После этого Касс посадил своих негров на пароход, шедший вверх по реке, и больше ничего о них не слышал.
«Я смотрел, как пароход выходит на стремнину и, вспенивая колесами воду, борется с течением; но на душе у меня было смутно. Я знал, что негры уходят от одной беды только для того, чтобы попасть в другую, и что все надежды, окрыляющие их сегодня, будут разбиты. Они целовали мне руки и плакали от радости, но я не мог разделить их ликования. Я не тешил себя тем, что облегчил их участь. То, что я сделал, я сделал для себя. Я хотел снять со своей души бремя, бремя их мучений, и не чувствовать больше на себе их взгляда. Жена моего покойного друга не вынесла взгляда Фебы, обезумела, перестала быть собой и продала девушку в вертеп. Я не мог вынести взгляд моих негров, освободил их, обрек их на жалкую жизнь, чтобы не сделать худшего. Ибо многие не могут вынести их взгляд и в отчаянии доходят до изуверства и жестокости. Лет за десять или более до моего приезда в Лексингтон там жил богатый адвокат по имени Филдинг Л.Тернер, который женился на знатной бостонской даме. Эта дама, Каролина Тернер, никогда не жившая среди черных и воспитанная в понятиях, враждебных рабству, скоро стала знаменита своей отвратительной жестокостью, проявляемой в припадках гнева. Вся округа возмущалась тем, что она секла слуг своими руками, издавая при этом, как говорили, странные горловые звуки. Как-то раз, когда она секла слугу на втором этаже своего роскошного особняка, в комнату зашел маленький негритенок и стал хныкать. Она схватила его и вышвырнула в окно, так что он, ударившись внизу о камни, сломал позвоночник и остался на всю жизнь калекой. Для того чтобы спасти ее от преследования закона и негодования общества, судья Тернер поместил ее в лечебницу для душевнобольных. Но врачи сочли, что она в здравом уме, и отпустили ее. Муж по завещанию не оставил ей рабов, ибо, как там было сказано, не желал обрекать их на мучения при жизни и скорую гибель. Но она раздобыла рабов, и в том числе мулата-кучера по имени Ричард, кроткого с виду, рассудительного и покладистого. В один прекрасный день она приказала приковать его к стене и принялась его сечь. Но он разорвал цепи, набросился на эту женщину и задушил ее. Потом его поймали и повесили за убийство, хотя многие и жалели, что ему не дали убежать. Эту историю мне рассказали в Лексингтоне. Одна дама заметила:
– Миссис Тернер не понимала негров.
А другая добавила:
– Миссис Тернер вела себя так, потому что она была из Бостона, где правят аболиционисты.

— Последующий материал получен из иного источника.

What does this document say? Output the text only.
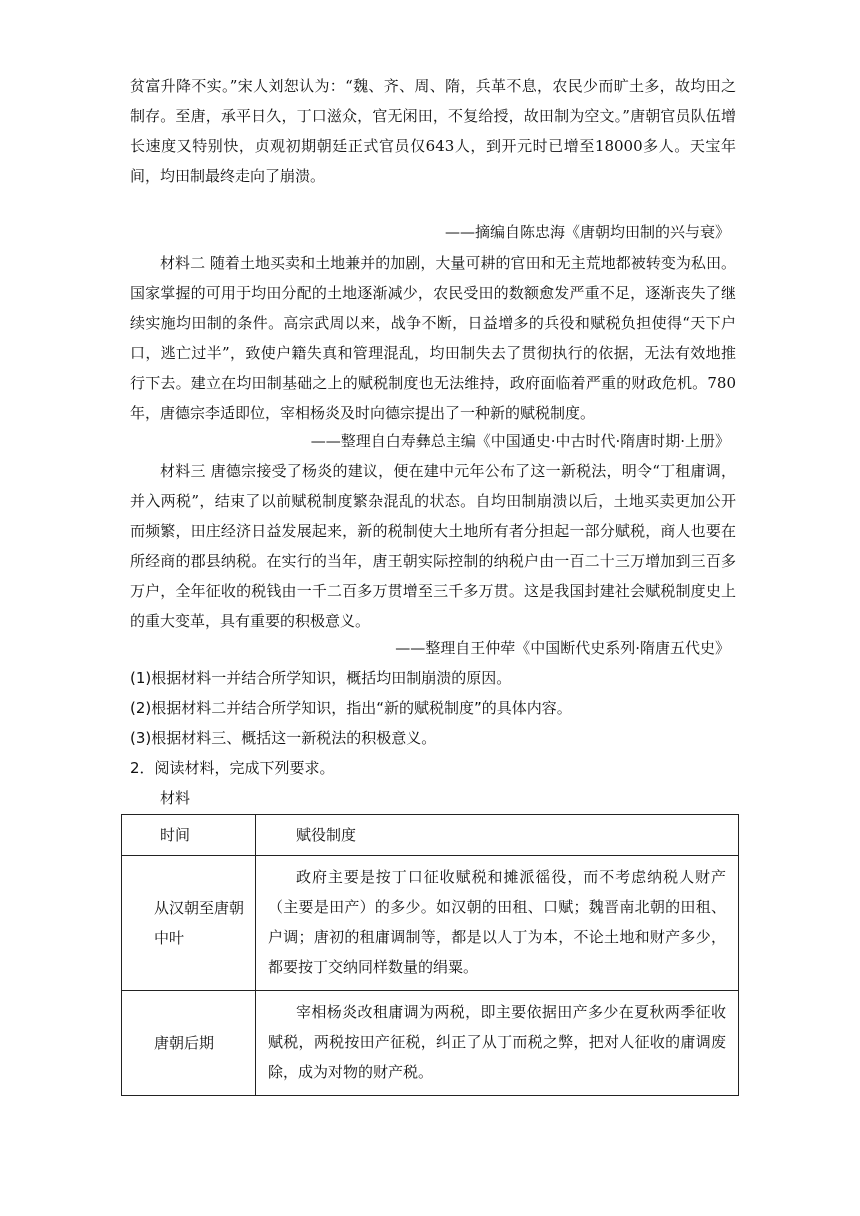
贫富升降不实。”宋人刘恕认为：“魏、齐、周、隋，兵革不息，农民少而旷土多，故均田之制存。至唐，承平日久，丁口滋众，官无闲田，不复给授，故田制为空文。”唐朝官员队伍增长速度又特别快，贞观初期朝廷正式官员仅643人，到开元时已增至18000多人。天宝年间，均田制最终走向了崩溃。

——摘编自陈忠海《唐朝均田制的兴与衰》

材料二 随着土地买卖和土地兼并的加剧，大量可耕的官田和无主荒地都被转变为私田。国家掌握的可用于均田分配的土地逐渐减少，农民受田的数额愈发严重不足，逐渐丧失了继续实施均田制的条件。高宗武周以来，战争不断，日益增多的兵役和赋税负担使得“天下户口，逃亡过半”，致使户籍失真和管理混乱，均田制失去了贯彻执行的依据，无法有效地推行下去。建立在均田制基础之上的赋税制度也无法维持，政府面临着严重的财政危机。780年，唐德宗李适即位，宰相杨炎及时向德宗提出了一种新的赋税制度。

——整理自白寿彝总主编《中国通史·中古时代·隋唐时期·上册》

材料三 唐德宗接受了杨炎的建议，便在建中元年公布了这一新税法，明令“丁租庸调，并入两税”，结束了以前赋税制度繁杂混乱的状态。自均田制崩溃以后，土地买卖更加公开而频繁，田庄经济日益发展起来，新的税制使大土地所有者分担起一部分赋税，商人也要在所经商的郡县纳税。在实行的当年，唐王朝实际控制的纳税户由一百二十三万增加到三百多万户，全年征收的税钱由一千二百多万贯增至三千多万贯。这是我国封建社会赋税制度史上的重大变革，具有重要的积极意义。

——整理自王仲荦《中国断代史系列·隋唐五代史》

(1)根据材料一并结合所学知识，概括均田制崩溃的原因。

(2)根据材料二并结合所学知识，指出“新的赋税制度”的具体内容。

(3)根据材料三、概括这一新税法的积极意义。

2．阅读材料，完成下列要求。

材料

时间	赋役制度
从汉朝至唐朝中叶	政府主要是按丁口征收赋税和摊派徭役，而不考虑纳税人财产（主要是田产）的多少。如汉朝的田租、口赋；魏晋南北朝的田租、户调；唐初的租庸调制等，都是以人丁为本，不论土地和财产多少，都要按丁交纳同样数量的绢粟。
唐朝后期	宰相杨炎改租庸调为两税，即主要依据田产多少在夏秋两季征收赋税，两税按田产征税，纠正了从丁而税之弊，把对人征收的庸调废除，成为对物的财产税。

Тогда я не понял их. Но позже начал понимать. Я понял, что миссис Тернер била негров потому же, почему жена моего друга продала Фебу на юг: она не выносила их взгляда. Я это понимаю, потому что и я больше не могу выносить их взгляд. Быть может, только такой человек, как Гилберт, способен посреди всего этого зла сохранять чистоту и силу духа, выдерживать их взгляд и в условиях всеобщей несправедливости творить хоть какую-то справедливость».
И вот Касс, хозяин плантации, которую некому было обрабатывать, уехал в столицу штата Джексон и занялся изучением права. Перед отъездом к нему пришел Гилберт с предложением отдать ему в аренду плантацию – он будет обрабатывать ее руками своих рабов, а потом делить с братом доходы. По-видимому, он все еще надеялся сделать и Касса богачом. Но Касс отклонил его предложение, и Гилберт сказал:
– Ты не желаешь, чтобы ее обрабатывали рабы, а? Имей в виду, если ты ее продашь, на ней все равно будут работать невольники. Это черная земля, и она будет полита черным потом. Какая же тебе разница, чей пот прольется на нее?
Касс ответил, что не продаст плантацию. И тогда Гилберт заорал, налившись кровью:
– Господи спаси, мой милый, ведь это же земля, понимаешь, земля! А земля страждет по руке, которая ее возделает!
Но Касс не продал своей земли. Он поселил в доме сторожа и сдал небольшой участок соседу под пастбище.
В Джексоне он допоздна сидел над своими книгами, наблюдая, как над страной собирается гроза. Ибо он приехал в Джексон осенью 1858 года. А 9 января 1861 года штат Миссисипи объявил о выходе из федерации[14].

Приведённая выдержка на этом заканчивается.